- Court: United States Court of Appeals for the Seventh Circuit
- Full case name: Chicago Lawyers' Committee For Civil Rights Under Law v. Craigslist, Inc.
- Decided: March 14, 2008
- Citation: 519 F.3d 666

Case history
- Prior history: Summary judgment for defendant, 461 F. Supp. 2d 681 (N.D. Ill. 2006)

Court membership
- Judges sitting: Frank H. Easterbrook, Diane Pamela Wood, Terence T. Evans

Case opinions
- Majority: Easterbrook, joined by a unanimous court

= Chicago Lawyers' Committee For Civil Rights Under Law v. Craigslist, Inc. =

Chicago Lawyers' Committee For Civil Rights Under Law v. Craigslist, 519 F.3d 666 (7th Cir. 2008), is a Seventh Circuit decision affirming a lower court ruling that Section 230 of the Communications Decency Act (CDA) provides immunity to Internet service providers that "publish" classified ads that violate the Fair Housing Act (FHA).

==Background==
Craigslist maintains a posting service that allows its customers to advertise rental properties. Some customer posted advertisements have included clauses like "NO MINORITIES" and "Requirements: Clean Godly Christian Male", both of which violate the provisions of the Fair Housing Act (FHA). While Craigslist has pulled such advertisements (and has a policy requiring customers who post classified ads to adhere to the FHA), Craigslist does not prescreen advertisements prior to publication on their site, and as of March 2006, still refuses to do so. Instead, Craigslist depends on users to report abusive advertisements, which are then examined and removed if found to be inappropriate. In 2006, Chicago Lawyers' Committee For Civil Rights Under Law sued Craigslist for maintaining the service in violation of the FHA.

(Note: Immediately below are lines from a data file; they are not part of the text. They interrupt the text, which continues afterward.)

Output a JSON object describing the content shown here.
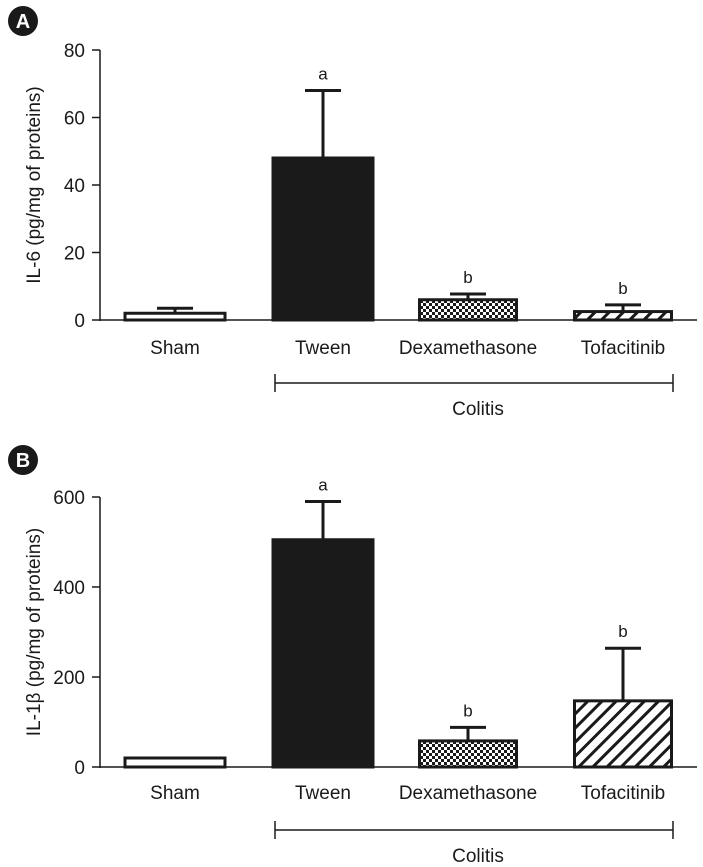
{
  "chart_data": [
    {
      "panel": "A",
      "type": "bar",
      "ylabel": "IL-6 (pg/mg of proteins)",
      "ylim": [
        0,
        80
      ],
      "yticks": [
        "0",
        "20",
        "40",
        "60",
        "80"
      ],
      "categories": [
        "Sham",
        "Tween",
        "Dexamethasone",
        "Tofacitinib"
      ],
      "values": [
        2,
        48,
        6,
        2.5
      ],
      "errors": [
        1.5,
        20,
        1.7,
        2
      ],
      "significance": [
        "",
        "a",
        "b",
        "b"
      ],
      "patterns": [
        "white",
        "black",
        "checker",
        "hatch"
      ],
      "group_label": "Colitis"
    },
    {
      "panel": "B",
      "type": "bar",
      "ylabel": "IL-1β (pg/mg of proteins)",
      "ylim": [
        0,
        600
      ],
      "yticks": [
        "0",
        "200",
        "400",
        "600"
      ],
      "categories": [
        "Sham",
        "Tween",
        "Dexamethasone",
        "Tofacitinib"
      ],
      "values": [
        20,
        505,
        58,
        147
      ],
      "errors": [
        0,
        85,
        30,
        117
      ],
      "significance": [
        "",
        "a",
        "b",
        "b"
      ],
      "patterns": [
        "white",
        "black",
        "checker",
        "hatch"
      ],
      "group_label": "Colitis"
    }
  ]
}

Prior to trial, Craigslist CEO Jim Buckmaster publicly asserted that, "It is our understanding that the law is very clear to the effect that sites like Craigslist cannot be held legally liable for the content of postings submitted by end users." A lawyer for the Chicago housing group, Stephen Libowsky, disagreed with that assessment, stating that the goals of the lawsuit are to ensure that "...Internet places like Craigslist treated no differently than newspapers and other media who have traditionally been posting real estate advertisements. All of the gains are going to get lost if the same rules don't apply."

==District Court ruling==

In November 2006, the U.S. District Court for the Northern District of Illinois held that Section 230 of the CDA provided a safe harbor for Internet service providers that "publish" classified ads that violate the FHA, which (among other things) prohibits discriminatory advertisements for housing. The plaintiffs appealed the decision to the Seventh Circuit.

==7th Circuit ruling==
The appeal was argued on February 15, 2008, before the Seventh Circuit. Chief Judge Frank Easterbrook issued an opinion on March 14, 2008, affirming the decision by the district court. The court noted the burden and ineffectiveness of imposing a duty on Craigslist to eliminate such postings: "[I]f postings had to be reviewed before being put online, long delay could make the service much less useful, and if the vetting came only after the material was online the buyers and sellers might already have made their deals. Every month more than 30 million notices are posted to the Craigslist system...fewer than 30 people...operate the system[.]" Additionally, the court stated "[u]sing the remarkably candid postings on Craigslist, the [plaintiffs] can identify many targets to investigate...and can collect damages from any landlord or owner who engages in discrimination[; but,] cannot sue the messenger just because the message reveals a third party's plan to engage in unlawful discrimination."